Was ich nicht selbst baue
Damit das nicht missverständlich klingt — meine Liste der Dinge, die ich niemals selbst baue:
- Zahlungsabwicklung (Mollie / Stripe)
- Mail-Versand (Brevo)
- Datenbank-Hosting (PostreSQL ohne Supabase)
- DNS, SSL, CDN-Layer (Traefik, Caddy, Let’s Encrypt)
- Auth-Cores (Supabase Auth, OAuth)
Alles, wo Sicherheit, Compliance oder Skalierung in der Lieferkette stecken — das baut man nicht selbst. Da kauft man die Bausteine und steckt sie nach den eigenen Bedürfnissen zusammen.
Was ich dir mitgebe
Wenn du als Selbstständige:r das nächste Mal über ein neues Tool-Abo nachdenkst, frage dich:
- Brauche ich das Tool oder den Workflow, den es ermöglicht? Workflows kannst du oft schneller selbst zusammensetzen.
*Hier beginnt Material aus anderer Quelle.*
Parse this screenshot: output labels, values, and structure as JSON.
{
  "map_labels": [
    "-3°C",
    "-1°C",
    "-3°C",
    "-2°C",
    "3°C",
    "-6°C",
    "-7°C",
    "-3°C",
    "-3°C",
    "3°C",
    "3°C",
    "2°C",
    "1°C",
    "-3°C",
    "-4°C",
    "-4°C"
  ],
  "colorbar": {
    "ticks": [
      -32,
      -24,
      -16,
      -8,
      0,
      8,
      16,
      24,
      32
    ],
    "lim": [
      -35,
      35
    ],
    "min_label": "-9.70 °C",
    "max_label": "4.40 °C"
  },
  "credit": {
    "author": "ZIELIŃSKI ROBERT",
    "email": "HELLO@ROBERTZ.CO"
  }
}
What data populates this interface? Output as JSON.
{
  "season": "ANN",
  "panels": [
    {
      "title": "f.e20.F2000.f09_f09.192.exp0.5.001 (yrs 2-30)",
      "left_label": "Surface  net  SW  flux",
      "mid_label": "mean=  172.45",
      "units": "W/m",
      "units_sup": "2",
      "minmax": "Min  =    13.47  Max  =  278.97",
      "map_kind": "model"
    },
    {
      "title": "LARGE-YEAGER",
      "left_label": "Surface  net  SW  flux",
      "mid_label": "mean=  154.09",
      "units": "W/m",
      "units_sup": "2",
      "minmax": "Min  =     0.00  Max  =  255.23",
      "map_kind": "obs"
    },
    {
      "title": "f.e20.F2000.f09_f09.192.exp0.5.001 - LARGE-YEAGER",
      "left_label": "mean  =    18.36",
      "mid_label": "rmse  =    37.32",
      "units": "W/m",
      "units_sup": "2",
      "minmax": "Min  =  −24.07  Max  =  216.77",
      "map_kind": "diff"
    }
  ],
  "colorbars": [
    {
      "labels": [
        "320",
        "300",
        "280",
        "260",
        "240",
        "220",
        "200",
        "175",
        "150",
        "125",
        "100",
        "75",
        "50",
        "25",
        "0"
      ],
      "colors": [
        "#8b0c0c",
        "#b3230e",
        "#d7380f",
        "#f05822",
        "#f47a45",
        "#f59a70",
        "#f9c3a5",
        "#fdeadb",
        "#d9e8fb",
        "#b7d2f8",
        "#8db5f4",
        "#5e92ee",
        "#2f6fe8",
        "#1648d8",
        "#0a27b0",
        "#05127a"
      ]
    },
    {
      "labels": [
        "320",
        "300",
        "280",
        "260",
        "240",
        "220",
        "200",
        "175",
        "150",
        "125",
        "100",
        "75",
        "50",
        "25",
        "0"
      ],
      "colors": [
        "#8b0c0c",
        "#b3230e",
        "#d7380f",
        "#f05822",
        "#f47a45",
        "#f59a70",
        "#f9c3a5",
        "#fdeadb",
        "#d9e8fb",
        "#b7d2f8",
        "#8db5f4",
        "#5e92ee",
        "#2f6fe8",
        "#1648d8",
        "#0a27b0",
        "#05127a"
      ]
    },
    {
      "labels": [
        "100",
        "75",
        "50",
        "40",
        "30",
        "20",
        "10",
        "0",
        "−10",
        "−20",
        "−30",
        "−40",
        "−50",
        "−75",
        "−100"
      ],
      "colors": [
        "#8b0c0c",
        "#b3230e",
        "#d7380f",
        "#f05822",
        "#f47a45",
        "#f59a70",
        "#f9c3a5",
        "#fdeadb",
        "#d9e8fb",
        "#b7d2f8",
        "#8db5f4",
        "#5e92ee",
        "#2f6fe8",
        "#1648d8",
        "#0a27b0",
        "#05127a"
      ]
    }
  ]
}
- Wie sieht mein Stack in 12 Monaten aus, wenn ich das jetzt abonniere? Tools, die du heute hinzufügst, bekommst du selten wieder los.
- Habe ich die Daten unter Kontrolle? Wenn der Anbieter morgen pleite geht — sind meine Kunden weg?
Ich werde an anderer Stelle konkrete Beispiele zeigen — wie ich meinen Konfigurator gebaut habe, was meinen Customer-Portal eine Woche statt drei Monate gekostet hat, warum mein Buchungssystem nicht Calendly heißt.
Bis dahin: zähle deine Abos. Du wirst dich erschrecken.